Seu Heitor não se preocupava, neste dia, com seu galinheiro. As filhas já haviam saído, e mesmo molhadas as “franguinhas”, com as chamava o seu Benedito da venda, chegaram são e salvas em sala de aula. A mulher, sempre apontada pela vizinhança fofoqueira como “piranha” nadou de braçada, teve um bom pretexto, a chuva, para pegar carona em um dos carros que vinha no asfalto derrapante onde de repente o carro da paróquia parou. Não era o padre, era o seminarista que a levou bem ao centra da cidade, ao centro da matriz, ao centro de seu minúsculo quarto, onde os dois no centro da cama puderam ter momentos de penitência.

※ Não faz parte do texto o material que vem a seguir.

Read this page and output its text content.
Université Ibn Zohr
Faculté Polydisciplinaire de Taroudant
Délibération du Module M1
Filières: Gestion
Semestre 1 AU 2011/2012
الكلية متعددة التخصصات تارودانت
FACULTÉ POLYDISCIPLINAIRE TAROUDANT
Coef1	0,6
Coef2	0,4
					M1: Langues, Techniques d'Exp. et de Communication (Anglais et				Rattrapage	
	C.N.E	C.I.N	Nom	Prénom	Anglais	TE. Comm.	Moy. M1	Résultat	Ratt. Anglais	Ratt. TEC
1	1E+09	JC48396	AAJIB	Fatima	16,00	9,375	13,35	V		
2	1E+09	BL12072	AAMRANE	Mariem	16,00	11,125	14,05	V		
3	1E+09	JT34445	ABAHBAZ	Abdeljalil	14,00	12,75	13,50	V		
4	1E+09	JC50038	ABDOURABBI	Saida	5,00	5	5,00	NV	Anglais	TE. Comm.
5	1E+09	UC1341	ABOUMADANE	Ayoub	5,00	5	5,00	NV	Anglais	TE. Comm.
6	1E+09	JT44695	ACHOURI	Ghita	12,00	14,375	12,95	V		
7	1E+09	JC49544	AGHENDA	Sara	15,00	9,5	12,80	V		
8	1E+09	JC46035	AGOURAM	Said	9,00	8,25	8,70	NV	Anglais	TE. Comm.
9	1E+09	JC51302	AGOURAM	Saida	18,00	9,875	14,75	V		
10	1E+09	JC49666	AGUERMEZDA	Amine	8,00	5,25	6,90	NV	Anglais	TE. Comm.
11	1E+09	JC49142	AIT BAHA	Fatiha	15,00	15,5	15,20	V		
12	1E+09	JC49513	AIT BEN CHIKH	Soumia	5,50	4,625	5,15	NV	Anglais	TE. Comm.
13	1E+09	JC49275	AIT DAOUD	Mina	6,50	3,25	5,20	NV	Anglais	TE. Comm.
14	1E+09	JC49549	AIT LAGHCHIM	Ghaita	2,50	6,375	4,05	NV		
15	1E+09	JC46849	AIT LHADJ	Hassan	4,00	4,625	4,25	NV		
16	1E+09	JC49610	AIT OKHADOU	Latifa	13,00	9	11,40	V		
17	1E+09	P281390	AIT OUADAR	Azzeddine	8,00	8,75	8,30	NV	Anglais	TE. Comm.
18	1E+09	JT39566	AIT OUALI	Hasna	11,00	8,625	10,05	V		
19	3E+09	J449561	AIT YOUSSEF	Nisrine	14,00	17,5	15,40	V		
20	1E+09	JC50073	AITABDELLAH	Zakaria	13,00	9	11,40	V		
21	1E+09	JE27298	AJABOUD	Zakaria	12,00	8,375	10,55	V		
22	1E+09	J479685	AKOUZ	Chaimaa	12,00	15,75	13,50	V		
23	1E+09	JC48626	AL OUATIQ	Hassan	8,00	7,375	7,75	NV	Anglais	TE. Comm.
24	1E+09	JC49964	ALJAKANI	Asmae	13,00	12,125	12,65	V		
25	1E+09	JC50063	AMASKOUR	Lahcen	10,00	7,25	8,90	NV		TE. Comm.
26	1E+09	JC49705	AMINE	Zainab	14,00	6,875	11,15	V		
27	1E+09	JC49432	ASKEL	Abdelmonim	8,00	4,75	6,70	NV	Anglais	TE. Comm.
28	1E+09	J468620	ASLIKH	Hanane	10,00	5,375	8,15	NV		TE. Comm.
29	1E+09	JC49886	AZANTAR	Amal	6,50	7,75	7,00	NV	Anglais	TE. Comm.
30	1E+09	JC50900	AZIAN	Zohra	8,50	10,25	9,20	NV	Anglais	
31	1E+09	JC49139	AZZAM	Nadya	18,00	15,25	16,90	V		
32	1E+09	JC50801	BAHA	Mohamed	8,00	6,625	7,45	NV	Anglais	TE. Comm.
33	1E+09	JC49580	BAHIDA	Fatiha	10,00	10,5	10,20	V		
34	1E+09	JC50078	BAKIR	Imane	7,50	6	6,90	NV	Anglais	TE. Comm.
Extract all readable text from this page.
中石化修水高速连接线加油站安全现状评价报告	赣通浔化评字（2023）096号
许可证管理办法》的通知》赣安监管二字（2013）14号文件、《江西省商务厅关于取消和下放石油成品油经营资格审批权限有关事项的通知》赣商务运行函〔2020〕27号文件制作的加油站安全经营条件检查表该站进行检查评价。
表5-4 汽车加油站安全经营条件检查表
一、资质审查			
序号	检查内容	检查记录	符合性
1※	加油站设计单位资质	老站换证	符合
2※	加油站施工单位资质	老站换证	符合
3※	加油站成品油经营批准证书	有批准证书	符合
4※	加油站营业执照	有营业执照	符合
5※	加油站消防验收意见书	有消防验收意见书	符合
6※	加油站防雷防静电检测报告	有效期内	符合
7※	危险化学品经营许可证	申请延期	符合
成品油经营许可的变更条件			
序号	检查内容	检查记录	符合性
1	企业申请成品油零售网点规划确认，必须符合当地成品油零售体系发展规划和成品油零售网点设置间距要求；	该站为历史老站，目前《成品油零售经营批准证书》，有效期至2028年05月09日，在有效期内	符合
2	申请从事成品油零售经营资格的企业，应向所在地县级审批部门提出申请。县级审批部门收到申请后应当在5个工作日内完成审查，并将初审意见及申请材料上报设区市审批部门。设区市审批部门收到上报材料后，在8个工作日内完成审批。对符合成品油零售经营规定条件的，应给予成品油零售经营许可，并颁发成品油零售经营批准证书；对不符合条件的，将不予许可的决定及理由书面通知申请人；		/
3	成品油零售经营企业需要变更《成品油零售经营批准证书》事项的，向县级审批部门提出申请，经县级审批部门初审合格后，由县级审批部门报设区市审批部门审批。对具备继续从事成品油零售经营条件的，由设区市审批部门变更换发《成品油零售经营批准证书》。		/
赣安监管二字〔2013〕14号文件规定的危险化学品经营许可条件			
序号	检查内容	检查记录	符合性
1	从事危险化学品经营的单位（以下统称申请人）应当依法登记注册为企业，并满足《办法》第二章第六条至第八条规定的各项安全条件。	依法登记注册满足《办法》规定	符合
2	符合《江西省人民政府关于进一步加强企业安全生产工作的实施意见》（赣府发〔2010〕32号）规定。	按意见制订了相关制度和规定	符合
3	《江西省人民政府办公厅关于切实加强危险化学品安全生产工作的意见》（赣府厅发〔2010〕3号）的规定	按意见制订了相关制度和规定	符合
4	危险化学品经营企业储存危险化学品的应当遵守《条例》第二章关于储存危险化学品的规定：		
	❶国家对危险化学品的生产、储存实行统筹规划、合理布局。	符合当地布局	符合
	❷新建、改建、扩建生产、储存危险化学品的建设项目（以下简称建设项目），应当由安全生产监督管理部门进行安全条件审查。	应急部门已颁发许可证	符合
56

Heitor vendo o campo molhado, com o bornal de sementes aproveitou o momento de uma trégua da chuva e enterrava feijão na cova grão a grão dos quais pretendia colher pelo menos cinqüenta sacas por hectare. O pensamento ia longe. “E Bigail (a mulher dele) por que não está aqui acocorada comigo enterrando o feijão?” Perguntava para si próprio. “Pelo menos tivesse ela ído na igreja agradecer a chuva, que aqui no Sertão é coisa rara, seria de bom agouro”, ponderava. Ele procurava imaginar onde estava Bigail o seu sacolejante amor. Deveria, ele, ter aproveitado para sacolejar com ela pelas sete da manhã, quando os relâmpagos invadiam o pequeno quarto sem forro, fazendo-o parecer sala de cabaré com aquelas luzes psicodélicas.
As duas filhas Ritinha e Paulinha correram para a roça anunciar que já haviam chegado da escola, sãs e salvas, mesmo que a chuva naquele horário tivesse voltado a cair. E explicaram que tinham pegando uma carona no carro dirigido pelo seminarista, que brilhando de alegria voltava da cidade. Seu Heitor borbulhou as idéias e advertiu: “Meninas, esses seminaristas de hoje estão perigosos cuidado com essas caronas”. As meninas o acalmaram e disseram que a mãe já vinha no carro quando elas entraram: “Menos mal”, balbuciou Heitor.
De roupa trocada, pois a outra estava muito amassada, Bigal foi para os braços de Heitor, agora enxergando entre as nuvens as estrelas do céu, beijou-o como nunca, mandou as filhas para a casa da vizinha fazer pesquisas escolares com outras colegas. Agora repetia a penitência diante da imagem caseira. Heitor já sabedor que ela havia ido a igreja, perguntou: “E se ajoelhou?”, no que ela respondeu: “Não só me ajoelhei como me curvei”, ficou curioso: “E rezou?”... “Ajoelhou tem que rezar”.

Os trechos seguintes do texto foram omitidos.